El segundo y más aceptado origen de la leyenda de El Dorado fue compilado —entre tantos otros eventos ocurridos entre el proceso de colonización y mediados del siglo XVII— por el cronista Juan Rodríguez Freyle en El Carnero [1635]. La versión de Rodríguez Freyle afirma:

…en aquella laguna de Guatavita se hiciese una gran balsa de juncos, y aderezábanla lo más vistoso que podían… A este tiempo estaba toda la laguna coronada de indios y encendida por toda la circunferencia, los indios e indias todos coronados de oro, plumas y chagualas… A este tiempo desnudaban al heredero en carnes vivas y lo untaban con una liga pegajosa, y rociaban todo con oro en polvo, de manera que iba todo cubierto de ese metal. Metíanlo en la balsa, en la cual iba parado, y a los pies le ponían un gran montón de oro y esmeraldas para que ofreciese a su dios. Entraban con él en la barca cuatro caciques, los más principales, aderezados de plumería, corona, brazaletes, chagualas y orejeras de oro, y también desnudos, y cada cual llevaba a los pies su ofrecimiento… Hacía el indio dorado su ofrecimiento echando todo el oro y esmeraldas que llevaba a los pies en medio de la laguna, seguíanse luego los demás caciques que le acompañaban. Concluida la ceremonia batían las banderas que todo el tiempo que se gastaba en el ofrecimiento las tenían levantadas, y partiendo la balsa a la tierra comenzaban la grita, que duraba hasta que el cacique abordaba de nuevo, que se repetía con corros de bailes y danzas a su modo… De esta ceremonia se tomó el nombre de El Dorado tan celebrado y que tantas vidas y haciendas ha costado… (Rodríguez Freyle, 1926)

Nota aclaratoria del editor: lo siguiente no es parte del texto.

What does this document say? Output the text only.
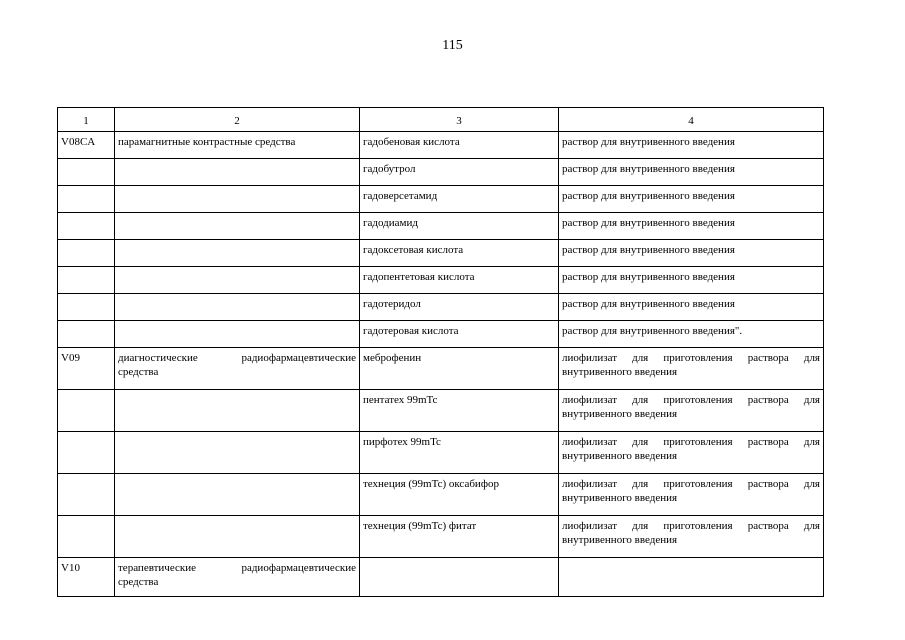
115
1	2	3	4
V08CA	парамагнитные контрастные средства	гадобеновая кислота	раствор для внутривенного введения
		гадобутрол	раствор для внутривенного введения
		гадоверсетамид	раствор для внутривенного введения
		гадодиамид	раствор для внутривенного введения
		гадоксетовая кислота	раствор для внутривенного введения
		гадопентетовая кислота	раствор для внутривенного введения
		гадотеридол	раствор для внутривенного введения
		гадотеровая кислота	раствор для внутривенного введения".
V09	диагностические радиофармацевтические средства	меброфенин	лиофилизат для приготовления раствора для внутривенного введения
		пентатех 99mTc	лиофилизат для приготовления раствора для внутривенного введения
		пирфотех 99mTc	лиофилизат для приготовления раствора для внутривенного введения
		технеция (99mTc) оксабифор	лиофилизат для приготовления раствора для внутривенного введения
		технеция (99mTc) фитат	лиофилизат для приготовления раствора для внутривенного введения
V10	терапевтические радиофармацевтические средства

La difundida descripción de Rodríguez Freyle y los rumores entre exploradores europeos sobre una celebración que involucraba a un individuo cubierto de oro, así como un lugar con incontables recursos auríferos, generó una insaciable búsqueda, que comprometió tanto el actual territorio colombiano como gran parte de Suramérica, Centroamérica y las Antillas. Incluso, la voz El Dorado/Eldorado, llegó a asociarse con toda fuente de riquezas americanas (en especial las minerales), llegando así a territorios como el norteamericano, donde la fiebre del oro (Gold Rush) en California durante 1848 y 1855 llegó a asociarse incluso con la leyenda de El Dorado.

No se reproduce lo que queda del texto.